Lorenzo’s Pizza Marsala

Lorenzo’s Pizza Marsala


Pizza crust 16 or 18 inch ( I make my own )

2 skinless boneless chicken breasts

2 cloves garlic



All Purpose flour

4 slices bacon (not thick cut) sliced into ½ inch pieces

10 oz of baby bella mushrooms (stemmed and sliced)

1/8 cup Olive Oil

¼ cup sweet Marsala

¼ cup chicken stock

2 tablespoons butter

Mozzarella cheese for pizza topping

Asiago cheese for pizza

Parsley for garnish


In a large pan fry bacon until crisp.

Remove bacon from pan leaving bacon drippings.

Place chicken breasts on a solid surface. Place plastic wrap  over breasts and pond to ¼” thickness.

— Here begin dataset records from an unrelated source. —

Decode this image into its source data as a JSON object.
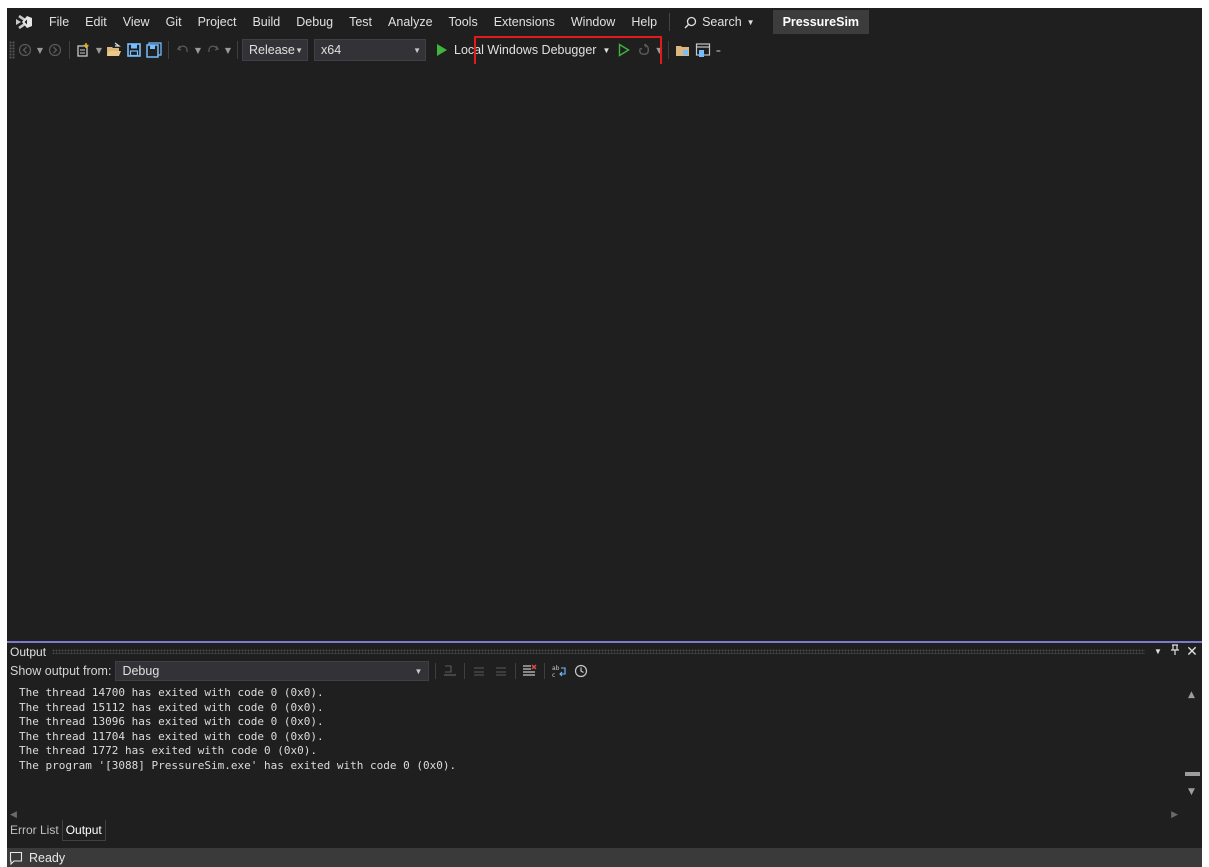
{
  "menu": {
    "items": [
      "File",
      "Edit",
      "View",
      "Git",
      "Project",
      "Build",
      "Debug",
      "Test",
      "Analyze",
      "Tools",
      "Extensions",
      "Window",
      "Help"
    ],
    "search_label": "Search",
    "project_name": "PressureSim"
  },
  "toolbar": {
    "configuration": "Release",
    "platform": "x64",
    "debugger_label": "Local Windows Debugger",
    "accent_green": "#3fb43f",
    "highlight_color": "#e41a1a"
  },
  "output": {
    "title": "Output",
    "show_from_label": "Show output from:",
    "source": "Debug",
    "lines": [
      "The thread 14700 has exited with code 0 (0x0).",
      "The thread 15112 has exited with code 0 (0x0).",
      "The thread 13096 has exited with code 0 (0x0).",
      "The thread 11704 has exited with code 0 (0x0).",
      "The thread 1772 has exited with code 0 (0x0).",
      "The program '[3088] PressureSim.exe' has exited with code 0 (0x0)."
    ]
  },
  "bottom_tabs": [
    "Error List",
    "Output"
  ],
  "status": {
    "text": "Ready"
  }
}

In a separate platter, add ½ cup flour and ¼ teaspoon of salt and pepper. Mix with a fork.

Dredge chicken pieces in flour shaking off excess.  At medium high heat, place chicken pieces in pan to fry for approximately 5 minutes per side. Remove chicken and place to a side. Add butter and at medium heat, add mushrooms, garlic and ¼ teaspoon each of salt and pepper. Fold mushrooms over occasionally for even cooking. Mushroom are done when they are lightly browned and their moisture has evaporated.  Add the marsala and boil to cook out the alcohol. Add the chicken stock and simmer for a few minutes allowing sauce to thicken.

At this point you can taste and add additional salt and pepper to taste. Add the chicken back into the pan simmering for a few more minutes on low heat. Allow to cool to a warm temperature before handling.

To make pizza.

Place a pizza stone on the top rack and heat the stone with the broiler set to high for at least 30 minutes.

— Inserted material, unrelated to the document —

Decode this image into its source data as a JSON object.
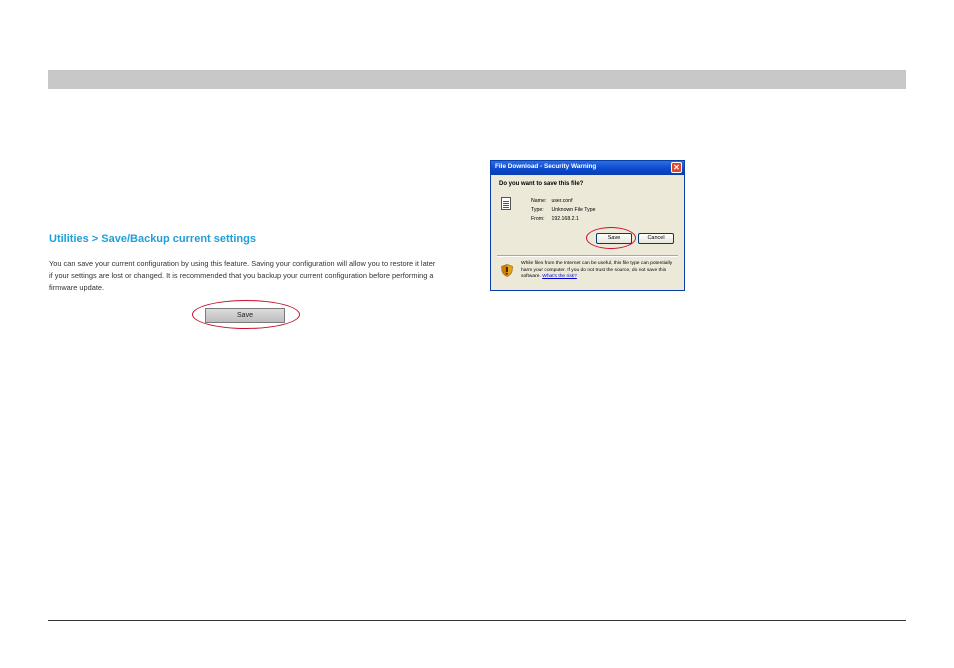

Take the chicken from the sauce and break apart using fingers or you can cut into small pieces. Stir the chicken back into the sauce.

Place your pizza crust on a peel that is generously floured.

Brush the pizza crust with Olive Oil making sure to hit the edges which helps in getting a nice brown crust.

Sprinkle the asiago cheese on the pizza then taking the chicken marsala mixture, cover the pizza making sure to leave roughly a ¾ inch edge. Sprinkle with desired amount of mozzarella cheese.

Turn oven to baking mode and set to 450. Place the pizza on the stone and allow approximately 8 to10 minutes cook time. When cooked, edges should be lightly browned. You can cook longer if you prefer your cheese to be browned as well.